Pour mémoire, l’APE, aujourd’hui pilotée par Alexis Zadjenweber, a été créée en septembre 2004 sous l’impulsion du ministre de l’Économie et des Finances Francis Mer. "L’APE est née d’une crise des entreprises publiques - France Telecom n’avait plus d’argent, EDF n’allait pas très bien, etc - et a fait suite au rapport Barbier de La Serre sur les conditions d’exercice par l’État dans sa fonction d’actionnaire.
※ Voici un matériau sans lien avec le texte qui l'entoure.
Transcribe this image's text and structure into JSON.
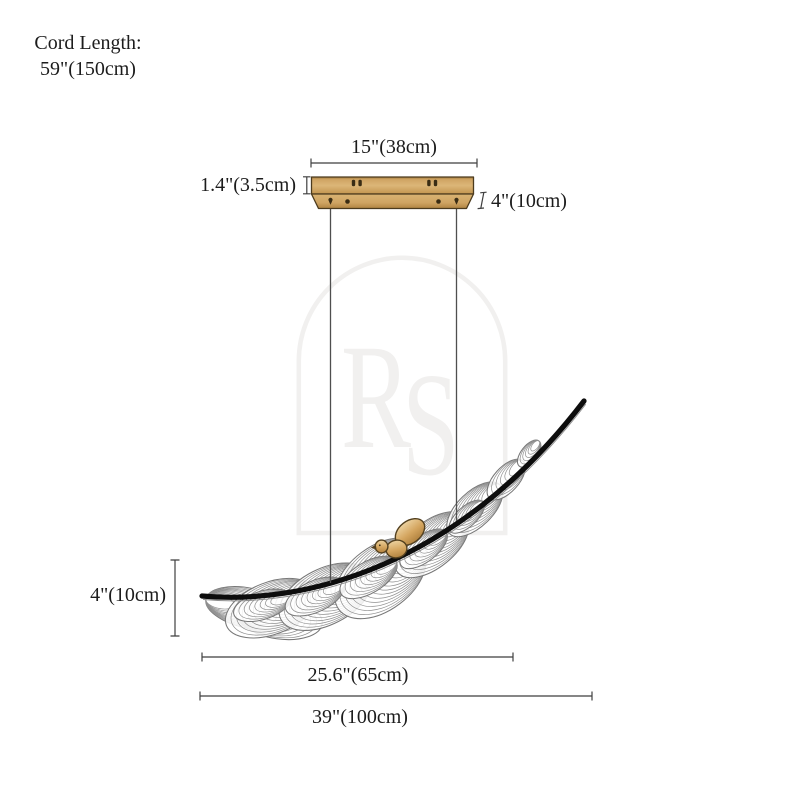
{
  "cord_note": {
    "line1": "Cord Length:",
    "line2": "59\"(150cm)"
  },
  "dimensions": {
    "canopy_width": "15\"(38cm)",
    "canopy_height": "1.4\"(3.5cm)",
    "canopy_depth": "4\"(10cm)",
    "fixture_height": "4\"(10cm)",
    "feather_length": "25.6\"(65cm)",
    "overall_length": "39\"(100cm)"
  },
  "watermark": {
    "letter_r": "R",
    "letter_s": "S"
  },
  "colors": {
    "background": "#ffffff",
    "text": "#1c1c1c",
    "dim_line": "#3f3f3f",
    "cord": "#4f4f4f",
    "spine": "#0d0d0d",
    "feather_stroke": "#8f8f8f",
    "watermark": "#f1f0ef",
    "outline": "#4c3b1e",
    "slot": "#3a2d15",
    "brass": "#cfa463",
    "brass_dark": "#b08441",
    "bird_outline": "#53401f"
  }
}
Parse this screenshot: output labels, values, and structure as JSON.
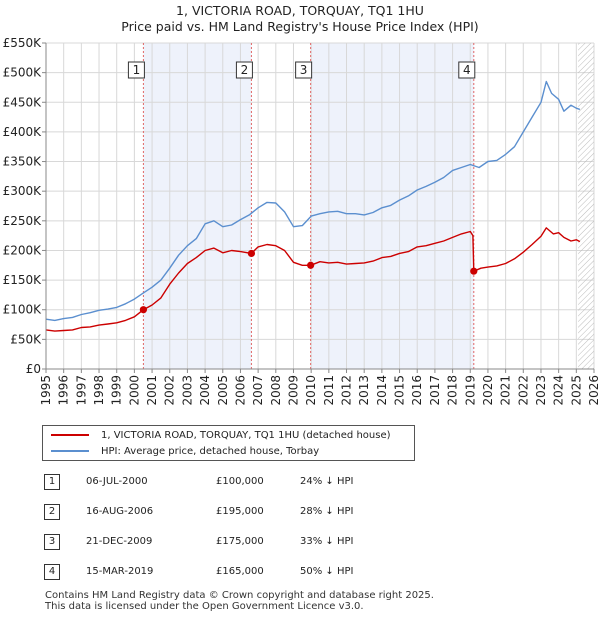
{
  "title": {
    "line1": "1, VICTORIA ROAD, TORQUAY, TQ1 1HU",
    "line2": "Price paid vs. HM Land Registry's House Price Index (HPI)"
  },
  "legend": {
    "property_label": "1, VICTORIA ROAD, TORQUAY, TQ1 1HU (detached house)",
    "hpi_label": "HPI: Average price, detached house, Torbay"
  },
  "colors": {
    "property": "#cc0000",
    "hpi": "#5b8fcf",
    "shade": "#eef2fb",
    "marker_line": "#e06666",
    "grid": "#d8d8d8",
    "hatch": "#bbbbbb"
  },
  "sales": [
    {
      "num": "1",
      "date": "06-JUL-2000",
      "price": "£100,000",
      "hpi_diff": "24% ↓ HPI"
    },
    {
      "num": "2",
      "date": "16-AUG-2006",
      "price": "£195,000",
      "hpi_diff": "28% ↓ HPI"
    },
    {
      "num": "3",
      "date": "21-DEC-2009",
      "price": "£175,000",
      "hpi_diff": "33% ↓ HPI"
    },
    {
      "num": "4",
      "date": "15-MAR-2019",
      "price": "£165,000",
      "hpi_diff": "50% ↓ HPI"
    }
  ],
  "footer": {
    "line1": "Contains HM Land Registry data © Crown copyright and database right 2025.",
    "line2": "This data is licensed under the Open Government Licence v3.0."
  },
  "chart_data": {
    "type": "line",
    "title": "1, VICTORIA ROAD, TORQUAY, TQ1 1HU — Price paid vs. HM Land Registry's House Price Index (HPI)",
    "xlabel": "",
    "ylabel": "",
    "xlim": [
      1995,
      2026
    ],
    "ylim": [
      0,
      550000
    ],
    "x_ticks": [
      1995,
      1996,
      1997,
      1998,
      1999,
      2000,
      2001,
      2002,
      2003,
      2004,
      2005,
      2006,
      2007,
      2008,
      2009,
      2010,
      2011,
      2012,
      2013,
      2014,
      2015,
      2016,
      2017,
      2018,
      2019,
      2020,
      2021,
      2022,
      2023,
      2024,
      2025,
      2026
    ],
    "y_ticks": [
      {
        "value": 0,
        "label": "£0"
      },
      {
        "value": 50000,
        "label": "£50K"
      },
      {
        "value": 100000,
        "label": "£100K"
      },
      {
        "value": 150000,
        "label": "£150K"
      },
      {
        "value": 200000,
        "label": "£200K"
      },
      {
        "value": 250000,
        "label": "£250K"
      },
      {
        "value": 300000,
        "label": "£300K"
      },
      {
        "value": 350000,
        "label": "£350K"
      },
      {
        "value": 400000,
        "label": "£400K"
      },
      {
        "value": 450000,
        "label": "£450K"
      },
      {
        "value": 500000,
        "label": "£500K"
      },
      {
        "value": 550000,
        "label": "£550K"
      }
    ],
    "grid": true,
    "shaded_periods": [
      [
        2000.51,
        2006.62
      ],
      [
        2009.97,
        2019.2
      ]
    ],
    "future_hatch_from": 2025.1,
    "sale_markers": [
      {
        "label": "1",
        "x": 2000.51,
        "y": 100000
      },
      {
        "label": "2",
        "x": 2006.62,
        "y": 195000
      },
      {
        "label": "3",
        "x": 2009.97,
        "y": 175000
      },
      {
        "label": "4",
        "x": 2019.2,
        "y": 165000
      }
    ],
    "series": [
      {
        "name": "1, VICTORIA ROAD, TORQUAY, TQ1 1HU (detached house)",
        "x": [
          1995.0,
          1995.5,
          1996.0,
          1996.5,
          1997.0,
          1997.5,
          1998.0,
          1998.5,
          1999.0,
          1999.5,
          2000.0,
          2000.51,
          2001.0,
          2001.5,
          2002.0,
          2002.5,
          2003.0,
          2003.5,
          2004.0,
          2004.5,
          2005.0,
          2005.5,
          2006.0,
          2006.62,
          2007.0,
          2007.5,
          2008.0,
          2008.5,
          2009.0,
          2009.5,
          2009.97,
          2010.5,
          2011.0,
          2011.5,
          2012.0,
          2012.5,
          2013.0,
          2013.5,
          2014.0,
          2014.5,
          2015.0,
          2015.5,
          2016.0,
          2016.5,
          2017.0,
          2017.5,
          2018.0,
          2018.5,
          2019.0,
          2019.15,
          2019.2,
          2019.6,
          2020.0,
          2020.5,
          2021.0,
          2021.5,
          2022.0,
          2022.5,
          2023.0,
          2023.3,
          2023.7,
          2024.0,
          2024.3,
          2024.7,
          2025.0,
          2025.2
        ],
        "values": [
          66000,
          64000,
          65000,
          66000,
          70000,
          71000,
          74000,
          76000,
          78000,
          82000,
          88000,
          100000,
          108000,
          120000,
          143000,
          162000,
          178000,
          188000,
          200000,
          204000,
          196000,
          200000,
          198000,
          195000,
          206000,
          210000,
          208000,
          200000,
          180000,
          175000,
          175000,
          181000,
          179000,
          180000,
          177000,
          178000,
          179000,
          182000,
          188000,
          190000,
          195000,
          198000,
          206000,
          208000,
          212000,
          216000,
          222000,
          228000,
          232000,
          225000,
          165000,
          170000,
          172000,
          174000,
          178000,
          186000,
          197000,
          210000,
          224000,
          238000,
          228000,
          230000,
          222000,
          216000,
          218000,
          215000
        ]
      },
      {
        "name": "HPI: Average price, detached house, Torbay",
        "x": [
          1995.0,
          1995.5,
          1996.0,
          1996.5,
          1997.0,
          1997.5,
          1998.0,
          1998.5,
          1999.0,
          1999.5,
          2000.0,
          2000.5,
          2001.0,
          2001.5,
          2002.0,
          2002.5,
          2003.0,
          2003.5,
          2004.0,
          2004.5,
          2005.0,
          2005.5,
          2006.0,
          2006.5,
          2007.0,
          2007.5,
          2008.0,
          2008.5,
          2009.0,
          2009.5,
          2010.0,
          2010.5,
          2011.0,
          2011.5,
          2012.0,
          2012.5,
          2013.0,
          2013.5,
          2014.0,
          2014.5,
          2015.0,
          2015.5,
          2016.0,
          2016.5,
          2017.0,
          2017.5,
          2018.0,
          2018.5,
          2019.0,
          2019.5,
          2020.0,
          2020.5,
          2021.0,
          2021.5,
          2022.0,
          2022.5,
          2023.0,
          2023.3,
          2023.6,
          2024.0,
          2024.3,
          2024.7,
          2025.0,
          2025.2
        ],
        "values": [
          84000,
          82000,
          85000,
          87000,
          92000,
          95000,
          99000,
          101000,
          104000,
          110000,
          118000,
          128000,
          138000,
          150000,
          170000,
          192000,
          208000,
          220000,
          245000,
          250000,
          240000,
          243000,
          252000,
          260000,
          272000,
          281000,
          280000,
          265000,
          240000,
          242000,
          258000,
          262000,
          265000,
          266000,
          262000,
          262000,
          260000,
          264000,
          272000,
          276000,
          285000,
          292000,
          302000,
          308000,
          315000,
          323000,
          335000,
          340000,
          345000,
          340000,
          350000,
          352000,
          362000,
          375000,
          400000,
          425000,
          450000,
          485000,
          465000,
          455000,
          435000,
          445000,
          440000,
          438000
        ]
      }
    ]
  }
}
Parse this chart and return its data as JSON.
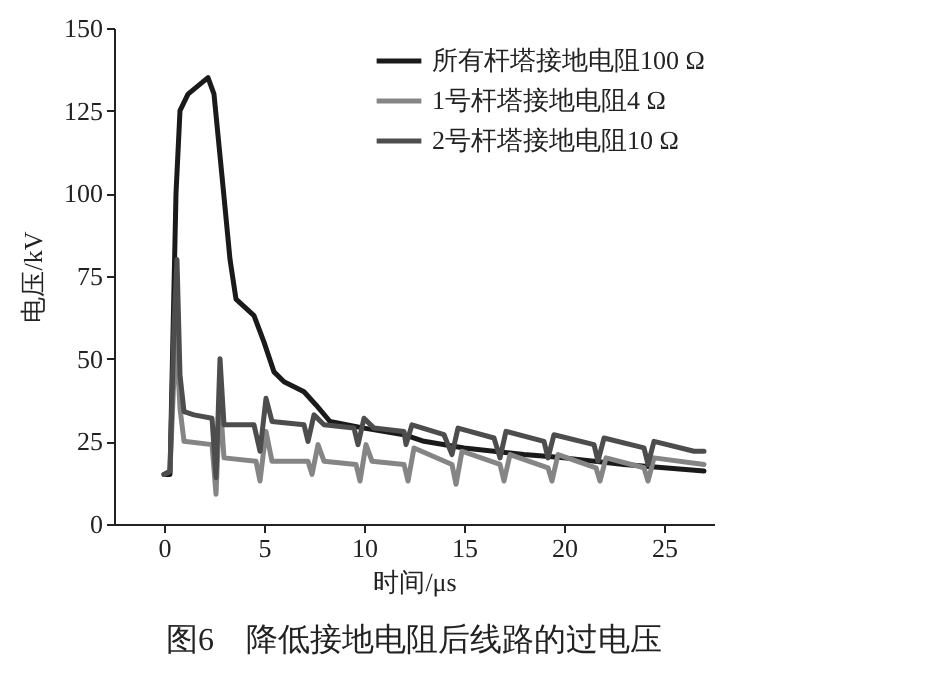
{
  "chart_data": {
    "type": "line",
    "xlabel": "时间/μs",
    "ylabel": "电压/kV",
    "annotations": [
      "图6　降低接地电阻后线路的过电压"
    ],
    "xlim": [
      -2.5,
      27.5
    ],
    "xticks": [
      0,
      5,
      10,
      15,
      20,
      25
    ],
    "ylim": [
      0,
      150
    ],
    "yticks": [
      0,
      25,
      50,
      75,
      100,
      125,
      150
    ],
    "grid": false,
    "legend": "top right",
    "marker": "none",
    "line_style": "solid",
    "series": [
      {
        "name": "所有杆塔接地电阻100 Ω",
        "color": "#1a1a1a",
        "x": [
          0,
          0.3,
          0.6,
          0.8,
          1.2,
          2.2,
          2.5,
          3.0,
          3.3,
          3.6,
          4.5,
          5.0,
          5.5,
          6.0,
          7,
          7.6,
          8.3,
          10,
          12,
          13,
          15,
          18,
          20,
          23,
          27
        ],
        "values": [
          15,
          15,
          100,
          125,
          130,
          135,
          130,
          99,
          80,
          68,
          63,
          55,
          46,
          43,
          40,
          36,
          31,
          29,
          27,
          25,
          23,
          21,
          20,
          18,
          16
        ]
      },
      {
        "name": "1号杆塔接地电阻4 Ω",
        "color": "#858585",
        "x": [
          0,
          0.3,
          0.5,
          0.6,
          0.8,
          1.0,
          2.4,
          2.6,
          2.8,
          3.0,
          4.6,
          4.8,
          5.1,
          5.4,
          7.2,
          7.4,
          7.7,
          8,
          9.6,
          9.8,
          10.1,
          10.4,
          12,
          12.2,
          12.5,
          14.4,
          14.6,
          14.9,
          16.8,
          17,
          17.3,
          19.2,
          19.4,
          19.7,
          21.6,
          21.8,
          22.1,
          24,
          24.2,
          24.5,
          27
        ],
        "values": [
          15,
          16,
          45,
          58,
          35,
          25,
          24,
          9,
          38,
          20,
          19,
          13,
          28,
          19,
          19,
          15,
          24,
          19,
          18,
          13,
          24,
          19,
          18,
          13,
          23,
          18,
          12,
          22,
          18,
          13,
          21,
          17,
          13,
          21,
          17,
          13,
          20,
          17,
          13,
          20,
          18
        ]
      },
      {
        "name": "2号杆塔接地电阻10 Ω",
        "color": "#4d4d4d",
        "x": [
          0,
          0.3,
          0.5,
          0.65,
          0.8,
          1.0,
          1.5,
          2.4,
          2.6,
          2.8,
          3.0,
          3.3,
          4.5,
          4.8,
          5.1,
          5.4,
          7.0,
          7.2,
          7.5,
          8,
          9.5,
          9.7,
          10,
          10.5,
          12,
          12.1,
          12.4,
          14,
          14.4,
          14.7,
          16.5,
          16.8,
          17.1,
          19,
          19.2,
          19.5,
          21.5,
          21.7,
          22,
          24,
          24.2,
          24.5,
          26.5,
          27
        ],
        "values": [
          15,
          16,
          60,
          80,
          45,
          34,
          33,
          32,
          14,
          50,
          30,
          30,
          30,
          22,
          38,
          31,
          30,
          25,
          33,
          30,
          29,
          24,
          32,
          29,
          28,
          24,
          30,
          27,
          21,
          29,
          26,
          20,
          28,
          25,
          20,
          27,
          24,
          19,
          26,
          23,
          18,
          25,
          22,
          22
        ]
      }
    ]
  }
}
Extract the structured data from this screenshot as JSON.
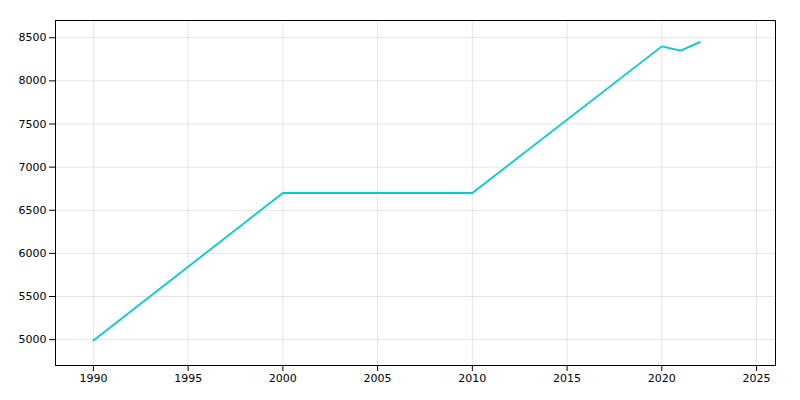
{
  "chart_data": {
    "type": "line",
    "x": [
      1990,
      2000,
      2010,
      2020,
      2021,
      2022
    ],
    "values": [
      4990,
      6700,
      6700,
      8400,
      8350,
      8450
    ],
    "color": "#00CDCD",
    "xlim": [
      1988,
      2026
    ],
    "ylim": [
      4700,
      8700
    ],
    "xticks": [
      1990,
      1995,
      2000,
      2005,
      2010,
      2015,
      2020,
      2025
    ],
    "yticks": [
      5000,
      5500,
      6000,
      6500,
      7000,
      7500,
      8000,
      8500
    ],
    "grid": true
  }
}
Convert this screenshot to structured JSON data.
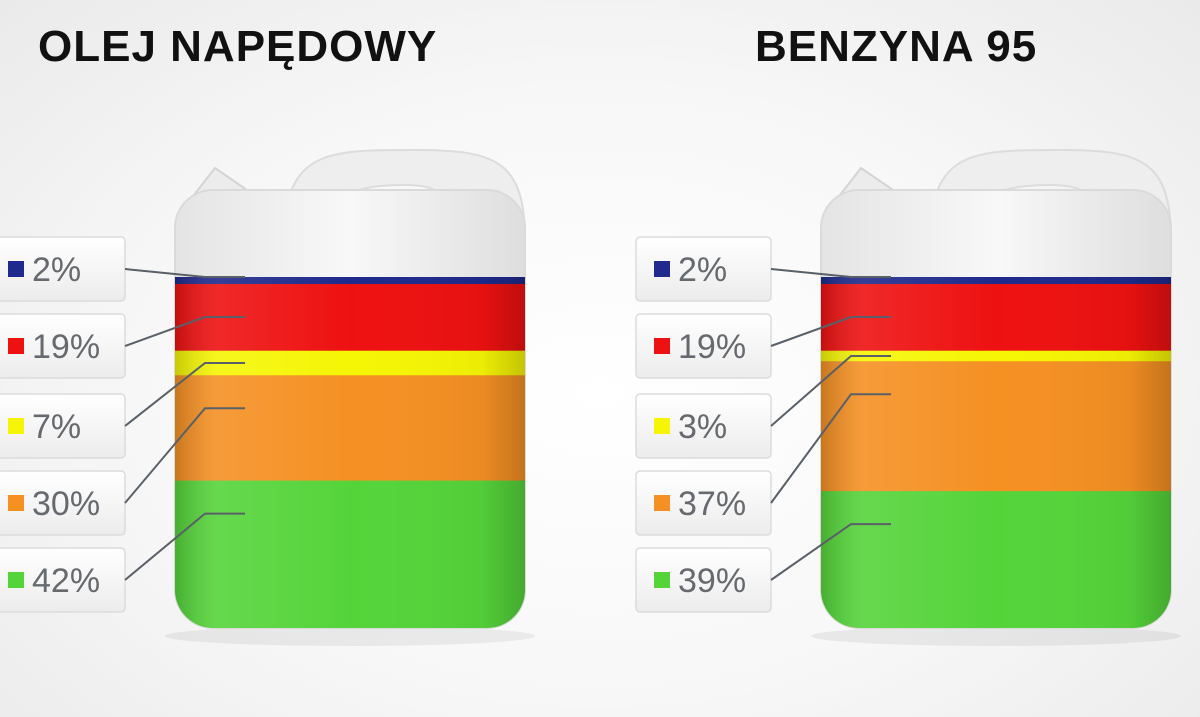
{
  "chart_data": [
    {
      "type": "stacked-bar",
      "title": "OLEJ NAPĘDOWY",
      "segments": [
        {
          "value": 2,
          "label": "2%",
          "color": "#1f2a8c"
        },
        {
          "value": 19,
          "label": "19%",
          "color": "#ee1111"
        },
        {
          "value": 7,
          "label": "7%",
          "color": "#f5f505"
        },
        {
          "value": 30,
          "label": "30%",
          "color": "#f59023"
        },
        {
          "value": 42,
          "label": "42%",
          "color": "#55d43a"
        }
      ]
    },
    {
      "type": "stacked-bar",
      "title": "BENZYNA 95",
      "segments": [
        {
          "value": 2,
          "label": "2%",
          "color": "#1f2a8c"
        },
        {
          "value": 19,
          "label": "19%",
          "color": "#ee1111"
        },
        {
          "value": 3,
          "label": "3%",
          "color": "#f5f505"
        },
        {
          "value": 37,
          "label": "37%",
          "color": "#f59023"
        },
        {
          "value": 39,
          "label": "39%",
          "color": "#55d43a"
        }
      ]
    }
  ]
}
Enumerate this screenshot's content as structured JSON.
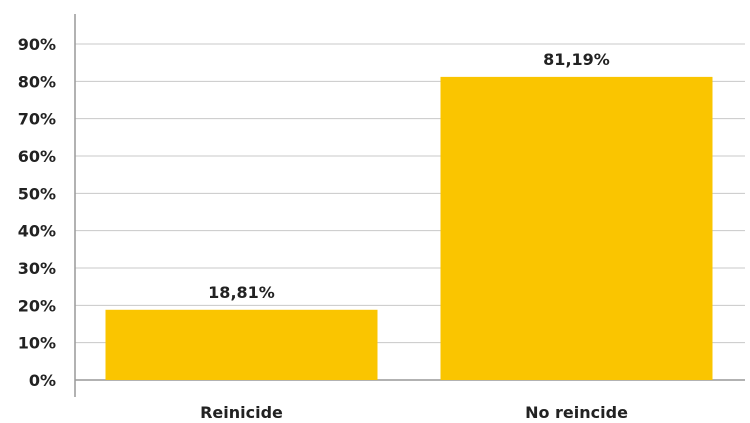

Au début, tout le monde était contre, sauf le ministre et Jean-Pierre Jouyet, alors directeur du Trésor, qui m’avait dit : ‘tu m’enlèves ce qu’il y a de plus intéressant au Trésor mais tu as raison' ", s’est remémoré Bruno Bezard, artisan de la venue au monde de l’APE, ancien patron de la Direction Générale des Finances Publiques et aujourd’hui managing partner chez Cathay Capital Private Equity. "A l’époque, il s’agissait d’une start-up au sein de Bercy, il fallait tuer le mot tutelle pour en faire une vraie actionnaire au sein des entreprises. Aujourd’hui, l’APE est devenu un acteur de la politique industrielle de la France", s’est-il félicité.